Well, I think its time for me to talk about it with all of you my readers.
It happened 6 weeks ago, I was cooking my dinner and was on a call. I kept the call and suddenly I felt short of my breath. I started sweating profusely on the forehead. This was the first time I was feeling something like this. As I was in my kitchen, I immediately reached to the refrigerator and took out a cold water bottle. Poured into the glass, took a sip and I was losing my balance. I called up my friend and told her what is happening. She asked me to drink water again, I tried but these same hands who lifts 160kg at the gym weren’t able to lift a 200ml glass of water. I lay down on the floor. Read again, I was experiencing this for the first time and I didn’t know what to do. I needed fresh air, I somehow dragged myself to my balcony and laid there for good 15 min looking at the sky and catching up my breath. After 15-20 minutes I managed to get up, my legs were in pain, I was limping. I picked up my glass and bottle again and gulped it down.
It was shocking to me. Especially because being in the fitness and good eating habits, I never expected something like this happening to me. I texted my friend and described to him what happened and he said it looks like a panic attack. He asked me If I am having any stress or something in the day to day life, I was like, no! It is all going good. He said it could be due to some subconscious stress you are not aware of.
I still have no idea why it happened or what triggered it. Before anyone of you suggests anything like it could be heart issue or something, no! I got it all checked.
That day I just somehow finished my food (macros are important) and I slept. The next morning I was fine and till today I didn’t feel anything like that again.
But, for good 10-15 days, I was shit scared, what if this comes back again while I am driving, or while I am lifting at the gym or somewhere in public place. My anxiety levels rose up. Because of constant meditation practice, I can observe myself easily, I was knuckling/breaking my fingers more often, I was fighting and I was shit scared and anxious about going in the crowd or talk to a new person.
Back to present
See, I could have posted about it online at that time to ask people and get help from them. Or I could have visited the doctor on the very next day. I understand this, something was stopping me from doing so. I did consult a few doctors on practo and they told me there is no need to medicate for now. And posting it online means lots of messages and then replying to each one of those is again would have been a task for me. Even after reading this please don’t send me messages like ‘I am there for you’. I know you are, that is why I am writing this and I can approach myself for help If needed. This is not me being rude, this is me being very practical because I love to reply to each and every messages and comment but when it comes to mental health people will always show support and I won’t be able to reply to all of you and the unread messages will make me more anxious. (different OCD)
Presently, I am at peace. Thanks to meditation. I also read a few pages of Bhagwad Gita because that book somehow calms me down as it speaks practicality without any bullshit emotional drama or fictional stuff. I started playing more with my cat as his purring makes me calm. I also added walks to my daily routine to move my body more and more.
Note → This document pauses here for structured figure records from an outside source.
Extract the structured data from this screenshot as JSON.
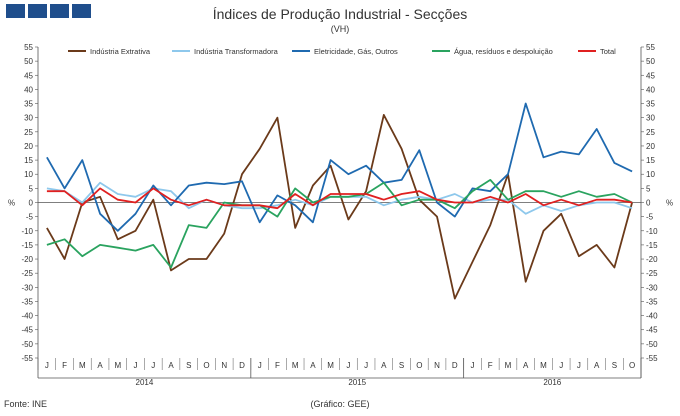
{
  "header": {
    "title": "Índices de Produção Industrial - Secções",
    "subtitle": "(VH)"
  },
  "footer": {
    "source": "Fonte: INE",
    "credit": "(Gráfico: GEE)"
  },
  "chart_data": {
    "type": "line",
    "title": "Índices de Produção Industrial - Secções",
    "subtitle": "(VH)",
    "ylabel_left": "%",
    "ylabel_right": "%",
    "ylim": [
      -55,
      55
    ],
    "ytick_step": 5,
    "grid": false,
    "legend_position": "top",
    "x": [
      "J",
      "F",
      "M",
      "A",
      "M",
      "J",
      "J",
      "A",
      "S",
      "O",
      "N",
      "D",
      "J",
      "F",
      "M",
      "A",
      "M",
      "J",
      "J",
      "A",
      "S",
      "O",
      "N",
      "D",
      "J",
      "F",
      "M",
      "A",
      "M",
      "J",
      "J",
      "A",
      "S",
      "O"
    ],
    "year_labels": [
      "2014",
      "2015",
      "2016"
    ],
    "series": [
      {
        "name": "Indústria Extrativa",
        "color": "#6b3a1a",
        "values": [
          -9,
          -20,
          0,
          2,
          -13,
          -10,
          1,
          -24,
          -20,
          -20,
          -11,
          10,
          19,
          30,
          -9,
          6,
          13,
          -6,
          4,
          31,
          19,
          1,
          -5,
          -34,
          -21,
          -8,
          10,
          -28,
          -10,
          -4,
          -19,
          -15,
          -23,
          0
        ]
      },
      {
        "name": "Indústria Transformadora",
        "color": "#8ec8ec",
        "values": [
          5,
          4,
          0,
          7,
          3,
          2,
          5,
          4,
          -2,
          1,
          -1,
          -2,
          -2,
          -1,
          1,
          -1,
          2,
          2,
          2,
          -1,
          1,
          2,
          1,
          3,
          0,
          1,
          1,
          -4,
          -1,
          -3,
          -1,
          0,
          0,
          -2
        ]
      },
      {
        "name": "Eletricidade, Gás, Outros",
        "color": "#1f6ab0",
        "values": [
          16,
          5,
          15,
          -4,
          -10,
          -4,
          6,
          -1,
          6,
          7,
          6.5,
          7.5,
          -7,
          2.5,
          -1,
          -7,
          15,
          10,
          13,
          7,
          8,
          18.5,
          0,
          -5,
          5,
          4,
          10,
          35,
          16,
          18,
          17,
          26,
          14,
          11
        ]
      },
      {
        "name": "Água, resíduos e despoluição",
        "color": "#2aa35f",
        "values": [
          -15,
          -13,
          -19,
          -15,
          -16,
          -17,
          -15,
          -23,
          -8,
          -9,
          0,
          -1,
          -1,
          -5,
          5,
          0,
          2,
          2,
          3,
          7,
          -1,
          1,
          1,
          -2,
          4,
          8,
          1,
          4,
          4,
          2,
          4,
          2,
          3,
          0
        ]
      },
      {
        "name": "Total",
        "color": "#e02020",
        "values": [
          4,
          4,
          -1,
          5,
          1,
          0,
          5,
          1,
          -1,
          1,
          -1,
          -1,
          -1,
          -2,
          3,
          -1,
          3,
          3,
          3,
          1,
          3,
          4,
          1,
          0,
          0,
          2,
          0,
          3,
          -1,
          1,
          -1,
          1,
          1,
          0
        ]
      }
    ]
  }
}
But the most important point is, now I am aware of this thing and I keep observing myself and my stress level (if there is any) before I experience anything like this again because it could be fatal.
I still don’t know why it happened, and somewhere I don’t want to know also. Because If I get to know the reason, I will always avoid that thing/person/activity/routine/trigger and it will start hampering my day to day life. I know and I understand panic attacks and anxiety are part of life, I myself experienced and experiencing it but at the same time I believe we humans are warriors since the beginning of human civilization. We can fight anything and anyone if we practise enough.
Please share your story with me if you have experienced anything like this and how you coped up with it. Also, Read again: No sympathy messages, please. I won’t be able to reply.